问题20。如果tanθ= a / b，则表明 $\frac{asinθ-bcosθ}{asinθ+bcosθ}=\frac{a^2-b^2}{a^2+b^2}$ 。

解决方案：

We have

$\frac{asinθ-bcosθ}{asinθ+bcosθ}=\frac{a^2-b^2}{a^2+b^2}$

Taking LHS

= $\frac{asinθ-bcosθ}{asinθ+bcosθ}$

Dividing denominator and Numerator by cosθ

= $\frac{\frac{asinθ-bcosθ}{cosθ}}{\frac{asinθ+bcosθ}{cosθ}}$

= $\frac{\frac{asinθ}{cosθ}-\frac{bcosθ}{cosθ}}{\frac{asinθ}{cosθ}+\frac{bcosθ}{cosθ}}$

= $\frac{atanθ-b}{atanθ+b}$

= $\frac{a(\frac{a}{b})-b}{a(\frac{a}{b})+b}$

= $\frac{\frac{a^2-b^2}{b}}{\frac{a^2+b^2}{b}}$

= $\frac{a^2-b^2}{a^2+b^2}$

Hence, LHS = RHS(Proved)

为什么编程需要懂一点英语

问题21.如果cosecθ–sinθ= a ³ ，secθ–cosθ= b ³ ，则证明a ² b ² (a ² + b ² )= 1。

解决方案：

Given: cosecθ – sinθ = a³

1/sinθ − sinθ = a³

$\frac{1-sin^2θ}{sinθ}$ = a³

cos²θ/sinθ = a³

a = (cos²θ/sinθ)^1/3

Similarly, b = (sin²θ/cosθ)^1/3

Now putting the values of a and b in the following equation

Taking LHS

= a²b²(a²+ b²)

= a⁴b²+ a²b⁴

= $(\frac{cos^2θ}{sinθ})^\frac{4}{3}(\frac{sin^2θ}{cosθ})^\frac{2}{3}+ (\frac{cos^2θ}{sinθ})^\frac{2}{3}(\frac{sin^2θ}{cosθ})^\frac{4}{3}$

= cos^6/3θ + sin^6/3θ

= cos²θ + sin²θ

= 1

Hence, LHS = RHS (Proved)

为什么编程需要懂一点英语

问题22。如果cotθ(1 +sinθ)= 4m，cotθ(1 −sinθ)= 4n，则证明(m ² – n ² ) ² = mn。

解决方案：

Given: cotθ(1 + sinθ) = 4m and cotθ(1 − sinθ) = 4n

Multiplying both the equations

16mn = cot²θ(1 – sin²θ)

16mn = $\frac{cos^2θ}{sin^2θ}(cos^2θ)$

16mn = cos⁴θ/sin²θ

mn = cos⁴θ/16sin²θ -(1)

Now squaring the given equations

16m²= cot²θ(1 + sinθ)²and 16n²= cot²θ(1 – sinθ)²

On subtracting both the equation, we get

16m²– 16n²= cot²θ(1 + sinθ)²– cot²θ(1 – sinθ)²

16(m²– n²) = cot²θ((1 + sinθ)²– (1 – sinθ)²)

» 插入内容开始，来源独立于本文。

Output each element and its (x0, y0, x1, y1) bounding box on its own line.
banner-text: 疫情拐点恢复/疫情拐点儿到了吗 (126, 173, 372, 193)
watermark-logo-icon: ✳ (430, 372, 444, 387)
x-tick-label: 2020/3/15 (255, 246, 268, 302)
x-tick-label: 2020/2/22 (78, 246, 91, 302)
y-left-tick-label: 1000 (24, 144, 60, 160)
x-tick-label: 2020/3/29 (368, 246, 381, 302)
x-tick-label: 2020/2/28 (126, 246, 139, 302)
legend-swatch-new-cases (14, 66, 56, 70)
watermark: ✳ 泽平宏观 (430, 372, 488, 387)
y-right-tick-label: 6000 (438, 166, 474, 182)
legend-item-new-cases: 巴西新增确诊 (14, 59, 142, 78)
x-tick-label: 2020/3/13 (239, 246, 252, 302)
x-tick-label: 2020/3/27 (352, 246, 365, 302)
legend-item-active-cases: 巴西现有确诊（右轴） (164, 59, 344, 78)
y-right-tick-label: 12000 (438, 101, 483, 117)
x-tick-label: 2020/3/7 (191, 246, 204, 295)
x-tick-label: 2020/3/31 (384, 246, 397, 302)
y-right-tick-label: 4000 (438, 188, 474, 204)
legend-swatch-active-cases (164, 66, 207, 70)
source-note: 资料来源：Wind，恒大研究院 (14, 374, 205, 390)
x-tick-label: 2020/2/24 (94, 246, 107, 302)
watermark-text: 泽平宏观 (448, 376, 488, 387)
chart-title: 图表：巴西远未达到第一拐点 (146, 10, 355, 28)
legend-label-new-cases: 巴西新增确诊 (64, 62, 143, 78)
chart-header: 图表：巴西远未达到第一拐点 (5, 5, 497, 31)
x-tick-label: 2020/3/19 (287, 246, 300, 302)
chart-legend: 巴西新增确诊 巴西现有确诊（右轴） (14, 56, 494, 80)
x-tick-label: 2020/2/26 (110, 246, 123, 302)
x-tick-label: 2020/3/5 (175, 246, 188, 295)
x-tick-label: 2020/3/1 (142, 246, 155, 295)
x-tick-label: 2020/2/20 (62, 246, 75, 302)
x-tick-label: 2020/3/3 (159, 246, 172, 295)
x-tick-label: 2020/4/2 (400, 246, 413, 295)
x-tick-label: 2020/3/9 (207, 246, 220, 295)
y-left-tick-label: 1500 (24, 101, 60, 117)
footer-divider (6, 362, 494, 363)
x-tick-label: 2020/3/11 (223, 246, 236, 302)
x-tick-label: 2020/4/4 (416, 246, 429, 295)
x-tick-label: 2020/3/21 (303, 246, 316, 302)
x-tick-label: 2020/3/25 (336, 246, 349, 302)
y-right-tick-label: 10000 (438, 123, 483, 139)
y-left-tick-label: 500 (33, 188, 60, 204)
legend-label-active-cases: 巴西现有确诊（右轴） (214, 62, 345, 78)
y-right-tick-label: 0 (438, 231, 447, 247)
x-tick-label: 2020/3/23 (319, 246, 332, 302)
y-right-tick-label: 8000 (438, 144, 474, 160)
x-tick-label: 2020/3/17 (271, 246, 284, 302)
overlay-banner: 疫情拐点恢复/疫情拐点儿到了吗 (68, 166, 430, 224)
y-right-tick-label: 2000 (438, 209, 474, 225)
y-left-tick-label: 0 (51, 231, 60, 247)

16(m²– n²) = $\frac{cos^2θ}{sin^2θ}(4sinθ)$

(m²– n²) = cos²θ/4sinθ

On squaring both side, we get

(m² – n²)²= cos⁴θ/16sinθ -(2)

From equation(1) and (2)

(m² – n²)²= mn

Hence proved

为什么编程需要懂一点英语

问题23如果SINθ+COSθ=米则证明罪^6θ+ COS ^6θ= $\frac{4−3(m^2−1)^2}{4}$ 其中M ^2≤2。

解决方案：

Given: sinθ + cosθ = m

On squaring both side, we get

(sinθ + cosθ)²= m²

= sin²θ + cos²θ + 2sinθcosθ = m²

= 2sinθcosθ = m²− 1

Now,

Taking LHS

= sin⁶θ + cos⁶θ

Using a³+ b³= (a + b)(a²+ b²− ab)

= (sin²θ)³+ (cos²θ)³

= (sin²θ + cos²θ)(sin⁴θ + cos⁴θ − sin²θcos²θ)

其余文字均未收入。